Die Ausgangssituation bleibt bewusst offen gehalten: Eine Figur, deren Name dem Titel den Klang gibt, bewegt sich durch Situationen, Gespräche und Begegnungen, in denen die neuere Philosophie als Versprechen, Reiz und Zumutung aufscheint. Der Text begleitet diese Bewegungen in Episoden, die zwischen Beobachtung und Zuspitzung changieren, und öffnet so ein Feld, in dem Leserinnen und Leser Positionen mitvollziehen, ohne sich an eine definitive Erzählperspektive binden zu müssen. Stilistisch begegnen schnelle Übergänge, pointierte Miniaturen und eine ironisch geschärfte Genauigkeit; der Ton schwankt zwischen heiterer Skepsis und ernstem Prüfdrang, immer darauf bedacht, das Denken an der Erfahrung zu messen.

Zentrale Themen sind die Reibung von Theorie und Praxis, die Versuchung, das Leben in Systeme zu pressen, und die Gegenwehr der Wirklichkeit, die sich nicht restlos ordnen lässt. Lenz interessiert sich für die soziale Bühne, auf der Meinungen zu Rollen werden, und für die Sprache, die dabei sowohl Werkzeug der Aufklärung als auch Mittel der Vernebelung sein kann. In Zerbin artikuliert sich eine Kritik an gedankenloser Modernitätsgläubigkeit ebenso wie an altvertrauter Bequemlichkeit; beides unterliegt dem Test, ob es trägt, wenn Menschen sprechen, fühlen, handeln und im Spiegel der anderen ihr Selbst erst zusammensetzen.

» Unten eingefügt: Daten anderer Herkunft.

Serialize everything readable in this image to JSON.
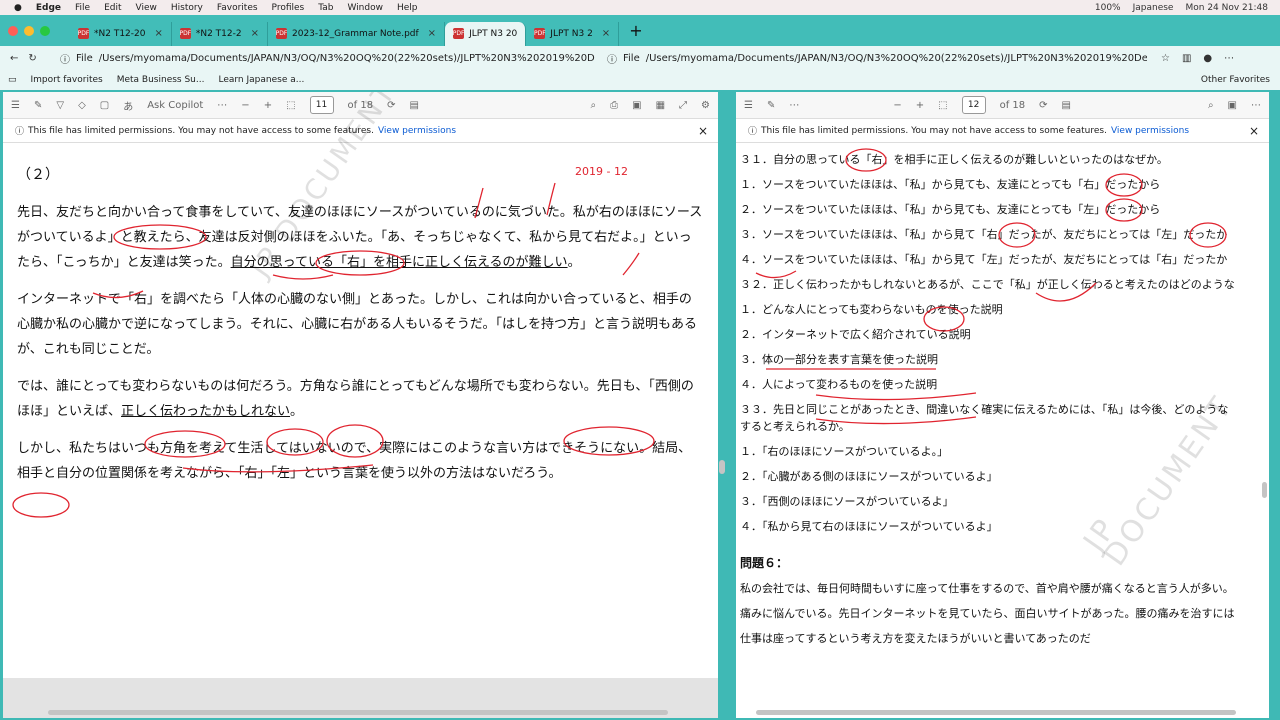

Die ästhetische Energie des Textes speist sich aus Kontrast, Tempo und einem Sinn für szenische Verdichtung. Dialogische Passagen wechseln mit knappen Erzählbewegungen; Gedankengänge treiben voraus und werden von Situationen eingeholt. Lenz nutzt Reihungen, kleine Paradoxien und überraschende Anschlussstellen, um Denkfiguren ins Stolpern zu bringen oder sie neu auszubalancieren. Die Sprache hält Nähe und Distanz in produktiver Schwebe: mal zugreifend, mal tastend, doch stets rhythmisch sensibel. Daraus entsteht ein Leseerlebnis, das nicht beruhigt, sondern wach macht, weil es Komik nicht gegen Ernst ausspielt, sondern beide Kräfte auf ein gemeinsames Ziel hin bündelt: Prüfung durch Darstellung.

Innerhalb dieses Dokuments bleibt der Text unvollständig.